转眼入冬,昼短夜长,寒风刺骨。有天深夜,林晓下班,意外发现巷口的灯灭了,黑漆漆的巷子,透着几分冷清。她心里咯噔一下,莫名有些不安。
接连三天,巷口都空空荡荡,那盏陪伴了无数人的暖灯,再也没有亮起。邻里闲聊时她才知道,陈伯前几天清晨出摊,路上不小心摔了一跤,骨折住院了。
听闻消息,整条巷子的街坊都记挂着老人。有人说,自己深夜加班,靠着这盏灯走过无数次黑路;有人说,孩子小时候鞋子破了,陈伯常常免费帮忙修补;还有人说,雨天没带伞,每次都是借陈伯的旧伞应急。
大家你一言我一语,才忽然发觉,这位默默无闻的老人,用一盏灯、一门手艺,温暖了整条老街多年。

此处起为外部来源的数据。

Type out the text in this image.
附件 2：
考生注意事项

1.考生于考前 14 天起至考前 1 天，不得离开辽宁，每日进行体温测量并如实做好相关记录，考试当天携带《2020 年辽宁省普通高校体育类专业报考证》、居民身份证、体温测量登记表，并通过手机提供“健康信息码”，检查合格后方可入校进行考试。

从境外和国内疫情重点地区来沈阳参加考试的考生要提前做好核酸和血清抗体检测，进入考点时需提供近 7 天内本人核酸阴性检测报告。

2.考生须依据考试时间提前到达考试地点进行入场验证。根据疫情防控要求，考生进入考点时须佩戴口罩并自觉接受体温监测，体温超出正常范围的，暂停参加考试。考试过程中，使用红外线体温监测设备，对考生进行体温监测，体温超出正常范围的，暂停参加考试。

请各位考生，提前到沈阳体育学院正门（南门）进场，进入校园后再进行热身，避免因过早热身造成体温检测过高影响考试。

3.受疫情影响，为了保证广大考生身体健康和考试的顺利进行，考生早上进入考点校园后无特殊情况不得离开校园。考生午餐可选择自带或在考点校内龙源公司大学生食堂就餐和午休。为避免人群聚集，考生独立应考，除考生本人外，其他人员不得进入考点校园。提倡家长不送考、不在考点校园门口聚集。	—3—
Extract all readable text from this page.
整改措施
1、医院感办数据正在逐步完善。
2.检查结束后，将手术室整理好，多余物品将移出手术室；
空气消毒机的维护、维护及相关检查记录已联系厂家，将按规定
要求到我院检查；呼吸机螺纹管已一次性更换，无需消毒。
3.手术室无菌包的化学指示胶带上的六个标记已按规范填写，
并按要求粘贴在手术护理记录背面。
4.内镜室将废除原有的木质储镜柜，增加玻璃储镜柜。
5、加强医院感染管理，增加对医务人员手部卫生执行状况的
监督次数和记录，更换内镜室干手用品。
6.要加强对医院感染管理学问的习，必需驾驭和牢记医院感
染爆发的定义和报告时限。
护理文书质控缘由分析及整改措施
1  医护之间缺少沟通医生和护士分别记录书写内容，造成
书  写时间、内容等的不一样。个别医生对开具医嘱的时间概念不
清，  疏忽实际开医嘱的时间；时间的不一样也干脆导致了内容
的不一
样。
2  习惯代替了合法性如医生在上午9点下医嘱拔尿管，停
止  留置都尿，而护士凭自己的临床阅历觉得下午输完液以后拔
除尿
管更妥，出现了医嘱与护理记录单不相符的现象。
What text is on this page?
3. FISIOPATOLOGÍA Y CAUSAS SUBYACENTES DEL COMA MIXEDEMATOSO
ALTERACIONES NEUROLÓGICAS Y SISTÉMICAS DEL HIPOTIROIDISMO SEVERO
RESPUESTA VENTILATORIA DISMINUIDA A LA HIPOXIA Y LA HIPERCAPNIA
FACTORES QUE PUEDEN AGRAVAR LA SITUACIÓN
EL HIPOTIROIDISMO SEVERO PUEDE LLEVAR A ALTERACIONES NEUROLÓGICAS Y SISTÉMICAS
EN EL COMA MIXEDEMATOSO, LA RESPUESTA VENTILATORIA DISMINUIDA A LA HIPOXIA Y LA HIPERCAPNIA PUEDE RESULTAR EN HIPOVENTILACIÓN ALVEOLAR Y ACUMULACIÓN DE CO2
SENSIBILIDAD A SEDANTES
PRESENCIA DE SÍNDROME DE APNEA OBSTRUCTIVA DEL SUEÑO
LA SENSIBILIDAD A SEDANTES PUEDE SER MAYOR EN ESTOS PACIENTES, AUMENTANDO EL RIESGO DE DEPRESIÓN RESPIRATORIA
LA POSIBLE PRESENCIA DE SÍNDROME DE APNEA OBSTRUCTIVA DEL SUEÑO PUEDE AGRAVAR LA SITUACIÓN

等到陈伯出院回家,巷口出现了暖心的一幕。街坊们自发凑钱,在巷口安装了一盏明亮的路灯,整夜常亮。不止如此,有人给老人送来了厚实的棉大衣,有人拿来全新的工具箱,孩子们还亲手画了暖心的贺卡,送到陈伯手中。
冬日的阳光温柔洒落,重新出摊的陈伯,坐在明亮的路灯下,看着来来往往的路人,眉眼间满是温柔。他依旧守着小小的修鞋摊,价格公道,待人热忱,只是从此再也不用独自点灯守夜。
原本漆黑清冷的老巷,因为一盏传承的灯火,永远暖意融融。
世间最动人的温暖,从来都不是轰轰烈烈的壮举,而是普通人藏在岁月里的善良。一点微光,默默坚守,照亮别人的路,终有一天,也会被世间温柔相拥。